Frankie Fleetwood's Masters journey is as endearing — and inspiring — as ever

Ahead of the Par 3 Contest on Wednesday, Frankie and his dad sat down for an interview with Kira K. Dixon. Luckily, his newfound fame doesn't appear to have changed him much: He's a little bigger now, but he's still very much just a kid, approaching the task ahead of him with the sort of singular intensity that only kids can have.
“I just feel scared of tomorrow," he told Dixon. "I've been missing [carrying the water] every year. So, I want to get it."
And who knows? Maybe this really will be the year. He's been working hard over the last 12 months, doing everything from pushups to taking extra swings on the range.
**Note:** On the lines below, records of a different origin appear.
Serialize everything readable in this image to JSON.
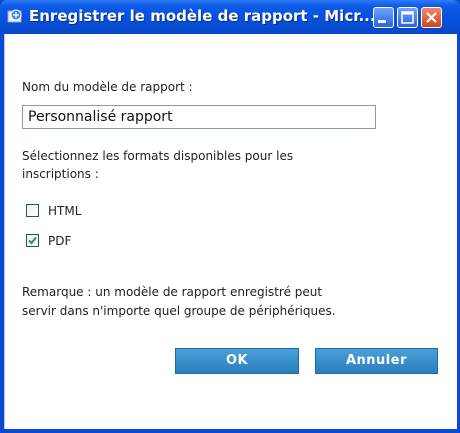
{
  "window": {
    "title": "Enregistrer le modèle de rapport - Micr..."
  },
  "form": {
    "name_label": "Nom du modèle de rapport :",
    "name_value": "Personnalisé rapport",
    "formats_label_line1": "Sélectionnez les formats disponibles pour les",
    "formats_label_line2": "inscriptions :",
    "formats": [
      {
        "label": "HTML",
        "checked": false
      },
      {
        "label": "PDF",
        "checked": true
      }
    ],
    "note_line1": "Remarque : un modèle de rapport enregistré peut",
    "note_line2": "servir dans n'importe quel groupe de périphériques."
  },
  "buttons": {
    "ok": "OK",
    "cancel": "Annuler"
  },
  "colors": {
    "titlebar": "#0650db",
    "button": "#2a7fbe",
    "check": "#2a9a2a"
  }
}
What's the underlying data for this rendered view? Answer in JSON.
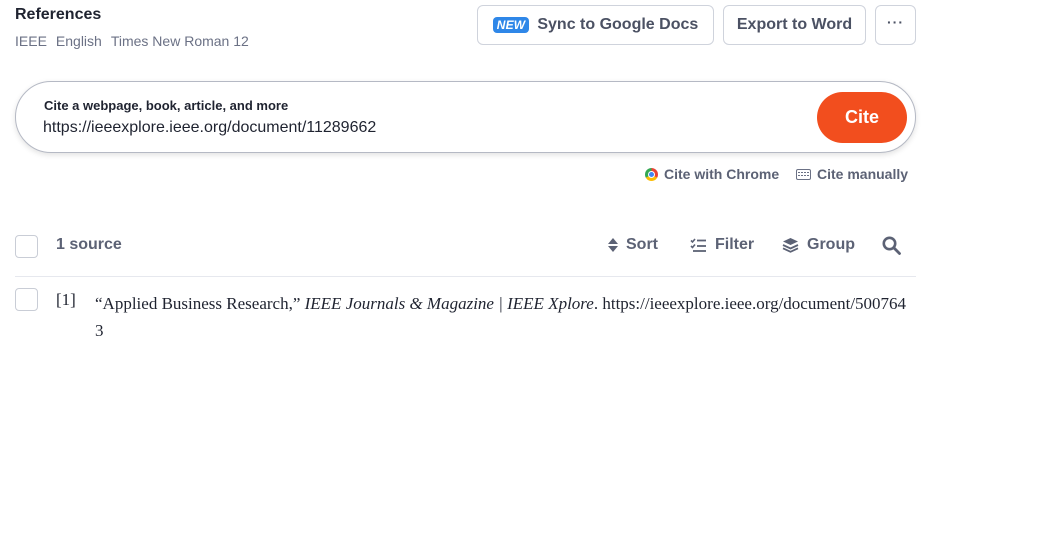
{
  "header": {
    "title": "References",
    "meta": [
      "IEEE",
      "English",
      "Times New Roman 12"
    ],
    "sync_badge": "NEW",
    "sync_label": "Sync to Google Docs",
    "export_label": "Export to Word",
    "more_label": "···"
  },
  "cite": {
    "prompt": "Cite a webpage, book, article, and more",
    "input_value": "https://ieeexplore.ieee.org/document/11289662",
    "button_label": "Cite",
    "chrome_label": "Cite with Chrome",
    "manual_label": "Cite manually"
  },
  "toolbar": {
    "source_count": "1 source",
    "sort_label": "Sort",
    "filter_label": "Filter",
    "group_label": "Group"
  },
  "references": [
    {
      "number": "[1]",
      "title": "“Applied Business Research,”",
      "container": "IEEE Journals & Magazine | IEEE Xplore",
      "url": ". https://ieeexplore.ieee.org/document/5007643"
    }
  ],
  "colors": {
    "accent": "#f24e1e",
    "badge": "#2f87e8",
    "muted_text": "#5c6275"
  }
}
One thing's for sure, though: He won't shy away from the challenge, and he won't want to cut any corners either — he told Dixon at one point that he wants to "try and be better than this guy," pointing to his dad, and he was deadly serious when he said it, too.
Of course, he's hardly the first son to want to earn bragging rights over his old man. But there's something charmingly quixotic about his quest, something that makes it captivating even though we know it's doomed to fail. Not to go full "Frankie Fleetwood is all of us," but, well ... we've all been there, feeling small in the face of something larger than ourselves, something we know we might not be equipped to conquer.
That is, after all, so much of what life is about: the doing of things that scare us. Golf has endured for so long in large part because who wouldn't love to take a walk in the woods and occasionally whack a ball around, but also because it's a microcosm of the world at large. We'll all stare down some water we're not sure we can carry, eventually. We should all hope that we handle it with a fraction of Frankie's grace and good humor.